初ミュージカル作品となった『パリの恋人』
初ミュージカル作品となった『パリの恋人』[c]Everett Collection/AFLO

ドーネン監督と組んだ3作は、『パリの恋人』が88%フレッシュ、『シャレード』が94%フレッシュ、『いつも2人で』が82%フレッシュと、いずれも上位10作品に名を連ねている。ヘプバーン初のミュージカル作品挑戦となった『パリの恋人』では、フレッド・アステア演じるカメラマンに見出される女性を演じ歌唱にも挑戦。若き日のスピルバーグ監督が本作を観てヘプバーンに魅了されたという逸話もある。

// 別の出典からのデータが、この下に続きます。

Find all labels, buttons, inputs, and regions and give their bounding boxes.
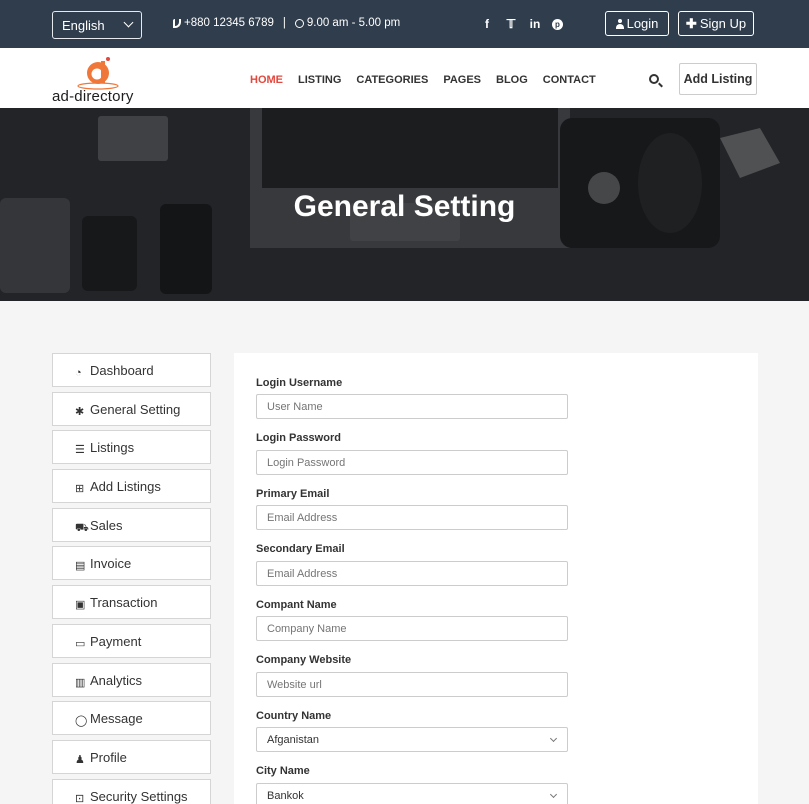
- hero-banner: General Setting: [0, 108, 809, 301]
- dashboard-sidebar: ◔ Dashboard ✱ General Setting ☰ Listings ⊞ Add …: [52, 353, 211, 804]
- sidebar-item-security-settings[interactable]: ⊡ Security Settings: [52, 778, 211, 804]
- search-icon[interactable]: [649, 74, 659, 84]
- sidebar-item-general-setting[interactable]: ✱ General Setting: [52, 391, 211, 426]
- field-label: City Name: [256, 765, 310, 777]
- gear-icon: ✱: [75, 405, 85, 418]
- comment-icon: ◯: [75, 715, 88, 728]
- nav-item-home[interactable]: HOME: [250, 74, 283, 86]
- contact-info: +880 12345 6789 | 9.00 am - 5.00 pm: [173, 17, 400, 29]
- pinterest-icon[interactable]: p: [552, 19, 563, 31]
- twitter-icon[interactable]: 𝕋: [504, 17, 518, 31]
- field-label: Compant Name: [256, 599, 337, 611]
- nav-item-contact[interactable]: CONTACT: [543, 74, 596, 86]
- credit-card-icon: ▭: [75, 637, 86, 650]
- sidebar-item-label: Dashboard: [90, 363, 154, 378]
- chevron-down-icon: [123, 17, 134, 28]
- sidebar-item-dashboard[interactable]: ◔ Dashboard: [52, 353, 211, 387]
- field-label: Login Password: [256, 432, 341, 444]
- compant-name-input[interactable]: [256, 616, 568, 641]
- linkedin-icon[interactable]: in: [528, 17, 542, 31]
- sidebar-item-label: Profile: [90, 749, 127, 765]
- country-value: Afganistan: [267, 734, 319, 746]
- secondary-email-input[interactable]: [256, 561, 568, 586]
- cart-icon: ⛟: [75, 521, 89, 534]
- sidebar-item-payment[interactable]: ▭ Payment: [52, 623, 211, 658]
- language-select[interactable]: English: [52, 11, 142, 39]
- sidebar-item-label: Sales: [90, 517, 123, 533]
- field-label: Secondary Email: [256, 543, 345, 555]
- sidebar-item-label: Payment: [90, 633, 142, 649]
- chevron-down-icon: [549, 734, 558, 743]
- sidebar-item-label: General Setting: [90, 401, 181, 417]
- city-select[interactable]: Bankok: [256, 783, 568, 804]
- sidebar-item-profile[interactable]: ♟ Profile: [52, 739, 211, 774]
- user-icon: ♟: [75, 753, 85, 766]
- money-icon: ▣: [75, 599, 86, 612]
- business-hours: 9.00 am - 5.00 pm: [306, 17, 401, 29]
- sidebar-item-label: Add Listings: [90, 479, 161, 495]
- login-button[interactable]: Login: [605, 11, 669, 36]
- page-title: General Setting: [293, 190, 516, 223]
- contact-separator: |: [282, 17, 286, 29]
- city-value: Bankok: [267, 790, 304, 802]
- file-icon: ▤: [75, 560, 86, 573]
- plus-icon: ✚: [685, 16, 697, 31]
- sidebar-item-listings[interactable]: ☰ Listings: [52, 430, 211, 465]
- language-value: English: [62, 18, 105, 33]
- sidebar-item-message[interactable]: ◯ Message: [52, 701, 211, 736]
- signup-button[interactable]: ✚ Sign Up: [678, 11, 754, 36]
- signup-label: Sign Up: [699, 16, 747, 31]
- nav-item-listing[interactable]: LISTING: [298, 74, 341, 86]
- sidebar-item-sales[interactable]: ⛟Sales: [52, 507, 211, 542]
- facebook-icon[interactable]: f: [480, 17, 494, 31]
- country-select[interactable]: Afganistan: [256, 727, 568, 752]
- phone-icon: [173, 18, 181, 28]
- sidebar-item-label: Security Settings: [90, 788, 188, 804]
- clock-icon: [294, 18, 304, 28]
- field-label: Company Website: [256, 654, 352, 666]
- list-icon: ☰: [75, 444, 85, 457]
- logo-text: ad-directory: [52, 88, 134, 105]
- dashboard-icon: ◔: [75, 367, 82, 379]
- nav-item-pages[interactable]: PAGES: [443, 74, 481, 86]
- field-label: Login Username: [256, 377, 343, 389]
- sidebar-item-label: Analytics: [90, 672, 143, 688]
- nav-item-blog[interactable]: BLOG: [496, 74, 528, 86]
- bar-chart-icon: ▥: [75, 676, 86, 689]
- sidebar-item-label: Invoice: [90, 556, 132, 572]
- user-icon: [615, 19, 624, 29]
- chevron-down-icon: [549, 790, 558, 799]
- social-links: f 𝕋in p: [480, 17, 573, 31]
- main-header: ad-directory HOME LISTING CATEGORIES PAGES B…: [0, 48, 809, 108]
- field-label: Primary Email: [256, 488, 330, 500]
- sidebar-item-transaction[interactable]: ▣ Transaction: [52, 585, 211, 620]
- plus-square-icon: ⊞: [75, 483, 85, 496]
- nav-item-categories[interactable]: CATEGORIES: [356, 74, 428, 86]
- company-website-input[interactable]: [256, 672, 568, 697]
- sidebar-item-label: Transaction: [90, 595, 158, 611]
- login-label: Login: [626, 16, 659, 31]
- login-username-input[interactable]: [256, 394, 568, 419]
- login-password-input[interactable]: [256, 450, 568, 475]
- top-bar: English +880 12345 6789 | 9.00 am - 5.00 p…: [0, 0, 809, 48]
- sidebar-item-add-listings[interactable]: ⊞ Add Listings: [52, 469, 211, 504]
- sidebar-item-label: Message: [90, 711, 143, 727]
- sidebar-item-analytics[interactable]: ▥ Analytics: [52, 662, 211, 697]
- sidebar-item-label: Listings: [90, 440, 135, 456]
- field-label: Country Name: [256, 710, 332, 722]
- primary-email-input[interactable]: [256, 505, 568, 530]
- sidebar-item-invoice[interactable]: ▤ Invoice: [52, 546, 211, 581]
- phone-number: +880 12345 6789: [184, 17, 274, 29]
- lock-icon: ⊡: [75, 792, 85, 804]
- add-listing-button[interactable]: Add Listing: [679, 63, 757, 95]
- main-nav: HOME LISTING CATEGORIES PAGES BLOG CONTACT: [250, 74, 611, 86]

そしてヘプバーンが3度目の英国アカデミー賞に輝いたサスペンスの名作『シャレード』。名優アルバート・フィニーと共演し危機に直面した夫婦の12年間の旅路を描いたキャリア後期の代表作『いつも2人で』と、まったく異なるジャンルとキャラクター設定で見事にヘプバーンの魅力を引き出していく。1950年代中期にはまだアイドル女優としてのイメージも強かったヘプバーンを本物の女優に育て上げたことこそが、ドーネン監督最大の功績ではないだろうか。


ビリー・ワイルダー監督がコメディエンヌとしての才を引き出した『麗しのサブリナ』
ビリー・ワイルダー監督がコメディエンヌとしての才を引き出した『麗しのサブリナ』[c]Everett Collection/AFLO

一方でワイルダー監督は、『ローマの休日』の翌年に公開された『麗しのサブリナ』が93%フレッシュの高評価。ヘプバーンの同作への出演が決まったのはまだ『ローマの休日』が公開される前。それでも原作者のサミュエル・テイラーとワイルダーは、ヘプバーンに合わせて脚本を執筆したという。ハンフリー・ボガートとウィリアム・ホールデンが演じる兄弟の間で揺れるヒロインを演じたヘプバーンは、同作で『ローマの休日』以上に溌剌とした演技を見せ、コメディエンヌとしての才を爆発させた。

名だたる監督たちに見出され、映画史に輝かしい一ページを刻んだ正真正銘の名女優ヘプバーン。『ローマの休日』からまもなく70年の月日が経とうとしているが、映画のなかに記録されたその輝きは決して色褪せることはない。彼女のような女優の存在が、ハリウッド映画の黄金期と現代をつなぐ重要な架け橋になっていることは言うまでもなく、それだけで映画というものの価値を体現しているとさえ感じてしまう。そしてそれはおそらく、これから何十年先も変わらないはずだ。